Russia stepped up missile and drone strikes on Dec. 29, when it launched its largest air attack of the war, killing at least 39 people. Kyiv had warned for weeks that Russia appeared to be stockpiling missiles for big attacks.
Russia holds swathes of territory in eastern and southern Ukraine, and there is no end in sight to the war as next month’s second anniversary of Moscow’s full-scale invasion approaches.
Russia depicts a Ukrainian counteroffensive launched in mid-2023 as a failure. Front lines have changed little in recent months.
Ukraine relies on military and financial support from allies, but political wrangling in the U.S. and the European Union has delayed over $110 billion in aid.
MORE AIR DEFENCE
Zelenskiy wrote on Telegram that he had discussed upgrading Ukraine’s air defence systems with British Prime Minister Rishi Sunak.
Several Western leaders and foreign diplomats in Kyiv said it was critical for Ukraine to receive more support.
“Ukrainian air defence works well but Ukraine must get more help. New Year’s celebrations are over and the West must get serious and act now,” Latvian President Edgars Rinkevics wrote on social media platform X.

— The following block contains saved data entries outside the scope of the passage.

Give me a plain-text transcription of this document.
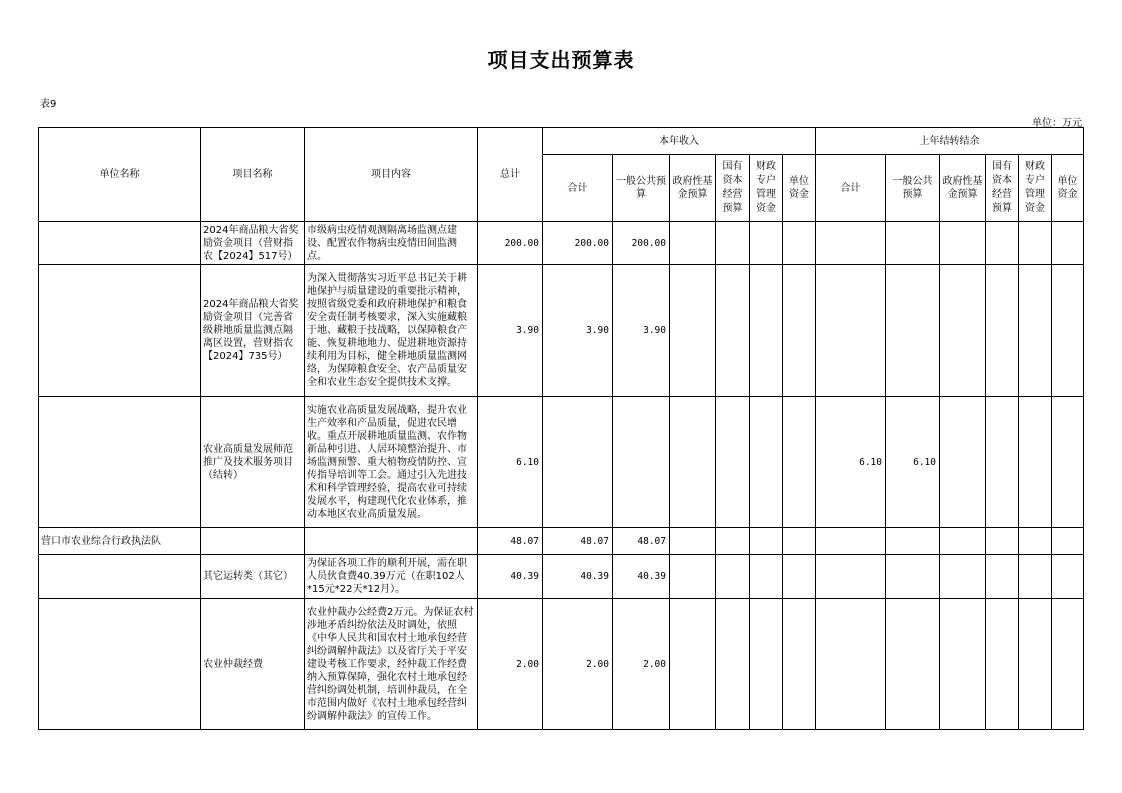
项目支出预算表
表9
单位：万元
单位名称	项目名称	项目内容	总计	本年收入						上年结转结余					
				合计	一般公共预算	政府性基金预算	国有资本经营预算	财政专户管理资金	单位资金	合计	一般公共预算	政府性基金预算	国有资本经营预算	财政专户管理资金	单位资金
	2024年商品粮大省奖励资金项目（营财指农【2024】517号）	市级病虫疫情观测隔离场监测点建设、配置农作物病虫疫情田间监测点。	200.00	200.00	200.00										
	2024年商品粮大省奖励资金项目（完善省级耕地质量监测点隔离区设置，营财指农【2024】735号）	为深入贯彻落实习近平总书记关于耕地保护与质量建设的重要批示精神，按照省级党委和政府耕地保护和粮食安全责任制考核要求，深入实施藏粮于地、藏粮于技战略，以保障粮食产能、恢复耕地地力、促进耕地资源持续利用为目标，健全耕地质量监测网络，为保障粮食安全、农产品质量安全和农业生态安全提供技术支撑。	3.90	3.90	3.90										
	农业高质量发展师范推广及技术服务项目（结转）	实施农业高质量发展战略，提升农业生产效率和产品质量，促进农民增收。重点开展耕地质量监测、农作物新品种引进、人居环境整治提升、市场监测预警、重大植物疫情防控、宣传指导培训等工会。通过引入先进技术和科学管理经验，提高农业可持续发展水平，构建现代化农业体系，推动本地区农业高质量发展。	6.10							6.10	6.10				
营口市农业综合行政执法队			48.07	48.07	48.07										
	其它运转类（其它）	为保证各项工作的顺利开展，需在职人员伙食费40.39万元（在职102人*15元*22天*12月）。	40.39	40.39	40.39										
	农业仲裁经费	农业仲裁办公经费2万元。为保证农村涉地矛盾纠纷依法及时调处，依照《中华人民共和国农村土地承包经营纠纷调解仲裁法》以及省厅关于平安建设考核工作要求，经仲裁工作经费纳入预算保障，强化农村土地承包经营纠纷调处机制，培训仲裁员，在全市范围内做好《农村土地承包经营纠纷调解仲裁法》的宣传工作。	2.00	2.00	2.00										
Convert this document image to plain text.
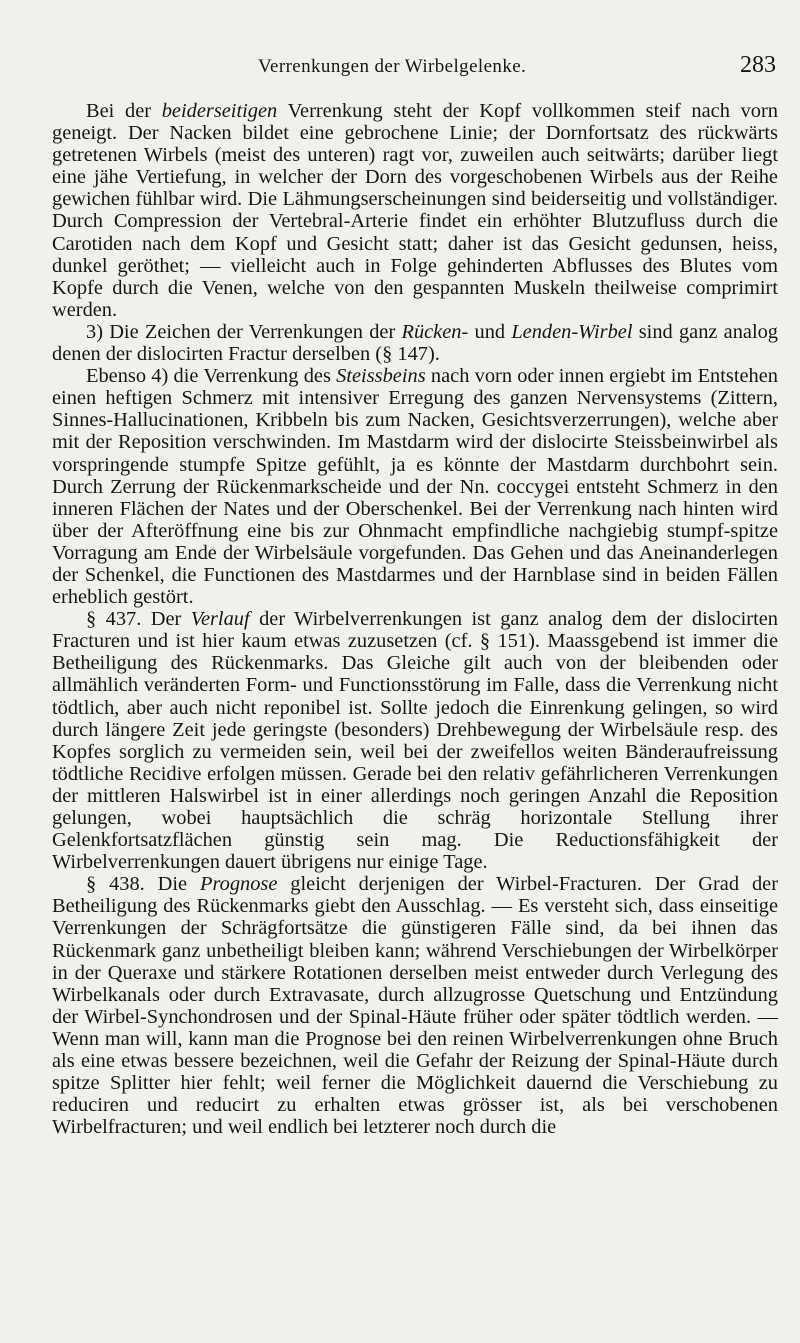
Verrenkungen der Wirbelgelenke.	283

Bei der beiderseitigen Verrenkung steht der Kopf vollkommen steif nach vorn geneigt. Der Nacken bildet eine gebrochene Linie; der Dornfortsatz des rückwärts getretenen Wirbels (meist des unteren) ragt vor, zuweilen auch seitwärts; darüber liegt eine jähe Vertiefung, in welcher der Dorn des vorgeschobenen Wirbels aus der Reihe gewichen fühlbar wird. Die Lähmungserscheinungen sind beiderseitig und vollständiger. Durch Compression der Vertebral-Arterie findet ein erhöhter Blutzufluss durch die Carotiden nach dem Kopf und Gesicht statt; daher ist das Gesicht gedunsen, heiss, dunkel geröthet; — vielleicht auch in Folge gehinderten Abflusses des Blutes vom Kopfe durch die Venen, welche von den gespannten Muskeln theilweise comprimirt werden.

3) Die Zeichen der Verrenkungen der Rücken- und Lenden-Wirbel sind ganz analog denen der dislocirten Fractur derselben (§ 147).

Ebenso 4) die Verrenkung des Steissbeins nach vorn oder innen ergiebt im Entstehen einen heftigen Schmerz mit intensiver Erregung des ganzen Nervensystems (Zittern, Sinnes-Hallucinationen, Kribbeln bis zum Nacken, Gesichtsverzerrungen), welche aber mit der Reposition verschwinden. Im Mastdarm wird der dislocirte Steissbeinwirbel als vorspringende stumpfe Spitze gefühlt, ja es könnte der Mastdarm durchbohrt sein. Durch Zerrung der Rückenmarkscheide und der Nn. coccygei entsteht Schmerz in den inneren Flächen der Nates und der Oberschenkel. Bei der Verrenkung nach hinten wird über der Afteröffnung eine bis zur Ohnmacht empfindliche nachgiebig stumpf-spitze Vorragung am Ende der Wirbelsäule vorgefunden. Das Gehen und das Aneinanderlegen der Schenkel, die Functionen des Mastdarmes und der Harnblase sind in beiden Fällen erheblich gestört.

§ 437. Der Verlauf der Wirbelverrenkungen ist ganz analog dem der dislocirten Fracturen und ist hier kaum etwas zuzusetzen (cf. § 151). Maassgebend ist immer die Betheiligung des Rückenmarks. Das Gleiche gilt auch von der bleibenden oder allmählich veränderten Form- und Functionsstörung im Falle, dass die Verrenkung nicht tödtlich, aber auch nicht reponibel ist. Sollte jedoch die Einrenkung gelingen, so wird durch längere Zeit jede geringste (besonders) Drehbewegung der Wirbelsäule resp. des Kopfes sorglich zu vermeiden sein, weil bei der zweifellos weiten Bänderaufreissung tödtliche Recidive erfolgen müssen. Gerade bei den relativ gefährlicheren Verrenkungen der mittleren Halswirbel ist in einer allerdings noch geringen Anzahl die Reposition gelungen, wobei hauptsächlich die schräg horizontale Stellung ihrer Gelenkfortsatzflächen günstig sein mag. Die Reductionsfähigkeit der Wirbelverrenkungen dauert übrigens nur einige Tage.

§ 438. Die Prognose gleicht derjenigen der Wirbel-Fracturen. Der Grad der Betheiligung des Rückenmarks giebt den Ausschlag. — Es versteht sich, dass einseitige Verrenkungen der Schrägfortsätze die günstigeren Fälle sind, da bei ihnen das Rückenmark ganz unbetheiligt bleiben kann; während Verschiebungen der Wirbelkörper in der Queraxe und stärkere Rotationen derselben meist entweder durch Verlegung des Wirbelkanals oder durch Extravasate, durch allzugrosse Quetschung und Entzündung der Wirbel-Synchondrosen und der Spinal-Häute früher oder später tödtlich werden. — Wenn man will, kann man die Prognose bei den reinen Wirbelverrenkungen ohne Bruch als eine etwas bessere bezeichnen, weil die Gefahr der Reizung der Spinal-Häute durch spitze Splitter hier fehlt; weil ferner die Möglichkeit dauernd die Verschiebung zu reduciren und reducirt zu erhalten etwas grösser ist, als bei verschobenen Wirbelfracturen; und weil endlich bei letzterer noch durch die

Ukraine downed all 10 incoming “Kinzhal” missiles fired in the latest attack as well as 59 of the 70 cruise missiles and all three Kalibr cruise missiles, army chief General Valeriy Zaluzhnyi said.
But he added: “There is no reason to believe that the enemy will stop here. Therefore, we need more systems and munitions for them.”
Klitschko said gas pipelines had been damaged in Kyiv’s Pecherskyi district, and electricity and water had been cut off in several districts. Heating and water supplies were damaged in Kharkiv, mayor Ihor Terekhov said.
The outages revived memories of last winter when air strikes on the energy grid caused frequent power cuts.